El doctor revisó unos papeles que tenía en sus manos y dijo:
—Efectivamente, está en condiciones de dejar el hospital. Eso sí, deberá
pasar por enfermería diariamente para curar la herida.
—Doctor, ¿puedo viajar? Tengo que ir a mi pueblo; mi padre sufrió un
infarto cuando supo lo que me había sucedido y me gustaría estar con él en
estos momentos.
—Me parece bien. Le daré un informe y la solicitud para que sea atendida en
el Centro de Salud de su pueblo. Espero que tanto su padre como usted se
recuperen rápidamente.
El doctor salió de la habitación y las dos jóvenes se quedaron en
silencio.
Miguel, desde la puerta, las observaba con la extraña mezcla de alivio
y desasosiego que deja todo suceso inesperado. Había cumplido su promesa a
Carlos, pero algo le decía que aquella historia no acabaría ahí.
—En
cuanto firmes el alta, nos iremos —dijo con voz firme—. Tu padre te necesita, y
yo… yo me encargaré de que llegues a casa sana y salva.
Emilia
asintió agradecida. Isabel, en cambio, lo observó con más detenimiento
que antes. Tal vez por primera vez, reparaba en la firmeza de su gesto y en la
ternura que escondía su mirada.
—Has hecho demasiado por nosotras, Miguel
—murmuró ella—. No todos habrían actuado como tú.
Él esbozó una sonrisa breve, casi tímida.

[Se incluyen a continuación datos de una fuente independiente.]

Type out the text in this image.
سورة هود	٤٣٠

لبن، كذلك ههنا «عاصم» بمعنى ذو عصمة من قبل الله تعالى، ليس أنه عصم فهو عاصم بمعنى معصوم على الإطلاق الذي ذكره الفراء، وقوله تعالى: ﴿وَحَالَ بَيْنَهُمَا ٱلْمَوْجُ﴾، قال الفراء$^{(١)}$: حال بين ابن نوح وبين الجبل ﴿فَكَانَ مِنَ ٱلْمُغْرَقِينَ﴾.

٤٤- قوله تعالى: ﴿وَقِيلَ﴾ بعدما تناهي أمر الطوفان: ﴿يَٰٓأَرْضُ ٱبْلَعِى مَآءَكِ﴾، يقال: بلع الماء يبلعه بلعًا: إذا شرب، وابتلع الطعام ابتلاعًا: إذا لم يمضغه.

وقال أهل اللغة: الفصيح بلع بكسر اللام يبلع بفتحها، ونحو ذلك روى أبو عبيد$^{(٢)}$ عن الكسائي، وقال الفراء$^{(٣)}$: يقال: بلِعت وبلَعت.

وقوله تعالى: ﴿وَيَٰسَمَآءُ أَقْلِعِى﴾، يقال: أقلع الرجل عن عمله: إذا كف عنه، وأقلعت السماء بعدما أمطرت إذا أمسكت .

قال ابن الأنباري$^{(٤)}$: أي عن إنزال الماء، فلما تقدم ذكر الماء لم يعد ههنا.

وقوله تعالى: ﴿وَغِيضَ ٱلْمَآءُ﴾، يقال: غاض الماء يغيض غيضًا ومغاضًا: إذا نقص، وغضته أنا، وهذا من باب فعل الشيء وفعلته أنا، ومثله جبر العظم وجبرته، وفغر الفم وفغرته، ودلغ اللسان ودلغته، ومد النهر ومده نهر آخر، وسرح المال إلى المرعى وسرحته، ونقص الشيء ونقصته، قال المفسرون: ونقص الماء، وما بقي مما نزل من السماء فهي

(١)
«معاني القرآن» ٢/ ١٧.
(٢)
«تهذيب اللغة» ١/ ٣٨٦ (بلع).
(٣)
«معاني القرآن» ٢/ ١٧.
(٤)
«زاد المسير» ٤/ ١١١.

—No es demasiado. A veces la vida nos pone en el
sitio exacto para hacer lo que debemos…
Isabel
bajó la cabeza, como buscando a su perro. Miguel se acercó despacio, sin
atreverse a interrumpir su duelo.
—No
hay palabras que curen lo que has perdido —murmuró—. Pero a veces el dolor
compartido pesa un poco menos.
Ella
levantó la mirada. Por un instante, sus ojos se encontraron, con la intensidad
de un romance repentino,
Miguel
desvió la vista hacia la ventana, donde el amanecer teñía de naranja las nubes.
Y añadió:
—Lo importante ahora es que estéis bien… lo
demás, ya se verá.
Miguel salió un momento de la habitación para hacer una llamada, Isabel lo siguió con la vista hasta perderlo en el pasillo. Y en sus labios, por primera vez desde la tragedia, asomó una sonrisa. Fue una sonrisa frágil, casi tímida, pero tan calidad que le pareció un destello inesperado de esperanza. En su interior, supo que aquel encuentro no había sido casualidad.